Filled to the Brim & Overflowing
A man stood on stage with a glass container. He filled the container with large rocks until it reached the brim. Then he added pebbles. The pebbles, being significantly smaller than the large rocks, dropped into empty spaces and gaps left among the large rocks. The container appeared full. The man then pulled out a bag of sand. He proceeded to pour sand in all the gaps and spaces left from the pebbles. Finally, we all assumed the glass was really full. But the man surprised us once again, by producing a glass of water and pouring the water into the container, until finally the container overflowed. The container was at last truly full.

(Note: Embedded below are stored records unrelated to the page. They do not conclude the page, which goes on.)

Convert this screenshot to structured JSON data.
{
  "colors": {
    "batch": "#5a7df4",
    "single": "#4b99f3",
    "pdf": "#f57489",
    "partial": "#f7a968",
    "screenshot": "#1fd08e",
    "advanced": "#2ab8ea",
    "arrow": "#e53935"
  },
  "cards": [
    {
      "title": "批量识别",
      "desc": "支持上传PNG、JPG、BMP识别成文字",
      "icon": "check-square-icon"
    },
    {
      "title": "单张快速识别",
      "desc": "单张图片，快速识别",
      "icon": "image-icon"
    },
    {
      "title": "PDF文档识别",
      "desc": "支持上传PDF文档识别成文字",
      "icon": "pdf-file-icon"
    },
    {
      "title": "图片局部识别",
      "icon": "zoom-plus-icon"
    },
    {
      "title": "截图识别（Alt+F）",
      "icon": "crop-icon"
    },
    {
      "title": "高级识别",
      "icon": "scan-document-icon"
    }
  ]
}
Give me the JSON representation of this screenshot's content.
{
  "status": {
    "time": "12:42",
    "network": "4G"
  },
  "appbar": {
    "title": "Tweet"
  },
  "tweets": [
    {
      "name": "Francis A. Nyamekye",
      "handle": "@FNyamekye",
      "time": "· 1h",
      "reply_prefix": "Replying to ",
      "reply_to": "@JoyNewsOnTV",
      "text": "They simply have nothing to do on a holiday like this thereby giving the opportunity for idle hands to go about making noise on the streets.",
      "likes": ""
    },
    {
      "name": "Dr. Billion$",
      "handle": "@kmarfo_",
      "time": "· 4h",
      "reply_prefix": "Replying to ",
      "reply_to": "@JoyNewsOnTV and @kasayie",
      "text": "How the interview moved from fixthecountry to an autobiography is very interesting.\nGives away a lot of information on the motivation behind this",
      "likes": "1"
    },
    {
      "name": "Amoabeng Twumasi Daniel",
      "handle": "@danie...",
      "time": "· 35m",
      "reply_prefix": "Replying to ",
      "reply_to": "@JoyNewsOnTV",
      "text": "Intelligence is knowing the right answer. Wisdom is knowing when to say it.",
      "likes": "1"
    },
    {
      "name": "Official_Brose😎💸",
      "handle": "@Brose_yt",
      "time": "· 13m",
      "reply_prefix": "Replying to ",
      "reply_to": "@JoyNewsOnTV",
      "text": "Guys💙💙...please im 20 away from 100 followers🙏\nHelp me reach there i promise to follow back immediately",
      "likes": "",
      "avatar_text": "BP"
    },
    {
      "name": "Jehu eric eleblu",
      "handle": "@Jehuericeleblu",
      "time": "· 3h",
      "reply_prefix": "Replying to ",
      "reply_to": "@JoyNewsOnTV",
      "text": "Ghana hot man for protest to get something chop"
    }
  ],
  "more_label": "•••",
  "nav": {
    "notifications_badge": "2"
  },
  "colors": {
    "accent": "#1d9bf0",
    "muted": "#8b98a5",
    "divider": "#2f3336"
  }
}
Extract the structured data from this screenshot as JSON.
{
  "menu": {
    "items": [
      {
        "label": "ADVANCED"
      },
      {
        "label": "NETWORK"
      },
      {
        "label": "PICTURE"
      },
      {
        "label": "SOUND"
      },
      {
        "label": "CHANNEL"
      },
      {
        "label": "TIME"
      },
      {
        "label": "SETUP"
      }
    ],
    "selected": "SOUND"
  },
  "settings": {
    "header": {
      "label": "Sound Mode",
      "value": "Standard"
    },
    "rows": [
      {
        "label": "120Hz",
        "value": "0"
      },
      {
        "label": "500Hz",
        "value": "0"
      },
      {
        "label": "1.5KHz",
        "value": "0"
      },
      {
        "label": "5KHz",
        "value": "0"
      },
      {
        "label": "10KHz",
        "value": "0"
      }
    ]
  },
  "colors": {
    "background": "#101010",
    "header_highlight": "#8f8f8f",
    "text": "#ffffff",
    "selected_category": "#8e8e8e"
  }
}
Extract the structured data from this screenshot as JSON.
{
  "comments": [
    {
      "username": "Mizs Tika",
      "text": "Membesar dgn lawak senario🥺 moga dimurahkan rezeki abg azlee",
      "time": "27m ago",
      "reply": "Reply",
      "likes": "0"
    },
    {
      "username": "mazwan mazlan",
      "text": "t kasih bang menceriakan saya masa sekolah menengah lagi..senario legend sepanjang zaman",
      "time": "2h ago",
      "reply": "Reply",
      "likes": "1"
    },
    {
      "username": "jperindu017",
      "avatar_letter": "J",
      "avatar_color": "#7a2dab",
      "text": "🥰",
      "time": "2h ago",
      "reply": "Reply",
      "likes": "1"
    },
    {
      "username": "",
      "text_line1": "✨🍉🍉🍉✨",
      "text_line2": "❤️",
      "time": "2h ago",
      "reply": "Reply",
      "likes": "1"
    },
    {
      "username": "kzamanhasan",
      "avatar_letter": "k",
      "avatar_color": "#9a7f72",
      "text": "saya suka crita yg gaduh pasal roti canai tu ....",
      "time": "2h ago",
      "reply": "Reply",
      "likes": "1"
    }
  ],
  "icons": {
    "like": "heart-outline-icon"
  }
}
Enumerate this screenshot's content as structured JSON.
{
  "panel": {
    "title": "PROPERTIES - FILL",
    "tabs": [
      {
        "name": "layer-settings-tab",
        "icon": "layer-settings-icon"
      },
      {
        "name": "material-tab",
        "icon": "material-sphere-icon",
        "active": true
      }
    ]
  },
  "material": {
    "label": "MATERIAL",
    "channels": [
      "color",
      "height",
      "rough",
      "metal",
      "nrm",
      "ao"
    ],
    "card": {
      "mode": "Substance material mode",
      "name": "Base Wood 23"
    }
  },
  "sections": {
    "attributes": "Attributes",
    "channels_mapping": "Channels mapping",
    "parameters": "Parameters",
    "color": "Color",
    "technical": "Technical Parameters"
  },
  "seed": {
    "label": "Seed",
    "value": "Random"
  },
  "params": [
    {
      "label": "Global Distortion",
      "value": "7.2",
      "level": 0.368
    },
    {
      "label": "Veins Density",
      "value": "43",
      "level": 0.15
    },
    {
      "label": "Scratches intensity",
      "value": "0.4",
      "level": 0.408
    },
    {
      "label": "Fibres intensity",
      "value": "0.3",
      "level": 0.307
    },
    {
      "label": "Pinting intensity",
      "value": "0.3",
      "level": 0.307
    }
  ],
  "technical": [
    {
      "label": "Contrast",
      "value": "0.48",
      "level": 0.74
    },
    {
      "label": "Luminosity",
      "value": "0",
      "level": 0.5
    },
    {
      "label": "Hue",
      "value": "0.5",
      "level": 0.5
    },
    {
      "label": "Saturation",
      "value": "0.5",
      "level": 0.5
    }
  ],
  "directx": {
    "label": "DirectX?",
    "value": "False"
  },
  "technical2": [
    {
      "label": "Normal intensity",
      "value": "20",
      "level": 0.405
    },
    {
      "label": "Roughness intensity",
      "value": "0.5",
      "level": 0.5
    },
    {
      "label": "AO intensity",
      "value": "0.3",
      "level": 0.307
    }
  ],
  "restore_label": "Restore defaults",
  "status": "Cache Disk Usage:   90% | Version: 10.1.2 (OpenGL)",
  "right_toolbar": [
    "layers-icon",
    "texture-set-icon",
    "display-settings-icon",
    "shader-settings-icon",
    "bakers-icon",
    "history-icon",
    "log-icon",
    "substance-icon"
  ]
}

While this demonstration was meant to illustrate how we should manage our priorities, I think it’s an appropriate depiction of my life.
My marriage to Xavier has been like that container. One that was full to the brim with large rocks, but had pebbles added along the way. Filling gaps and spaces in my life I didn’t know I had.
Then we welcomed our first-born son Joel in 2011. What a change to our lives being parents brought! Changes in schedules and priorities. Changes in availability for ourselves as individuals and each other as a couple. As we adjusted to these changes, another son was granted to us. Alvaro caught us by surprise in so many ways since his birth in 2013. Our children have been like the sand, filling every nook and cranny available.
But the most surprising thing about this journey in my marriage has been the love. The fierce never-giving-up-no- matter-how-hard-it-gets love. Amidst the adventures and the humdrum, amidst the fun and fears, amidst the passion, the fights, the exhaustion and life – there is love. The kind of love that fills the container of my life when I didn’t think it could get any fuller. The love that has been bestowed upon me by my husband and our children fills my cup to overflowing. No matter how crazy I feel, how exhausted I get, or how so many things in life pull at my attn- my heart is lucky enough to spill, slosh, and drip from the overflowing of love I get to give and receive.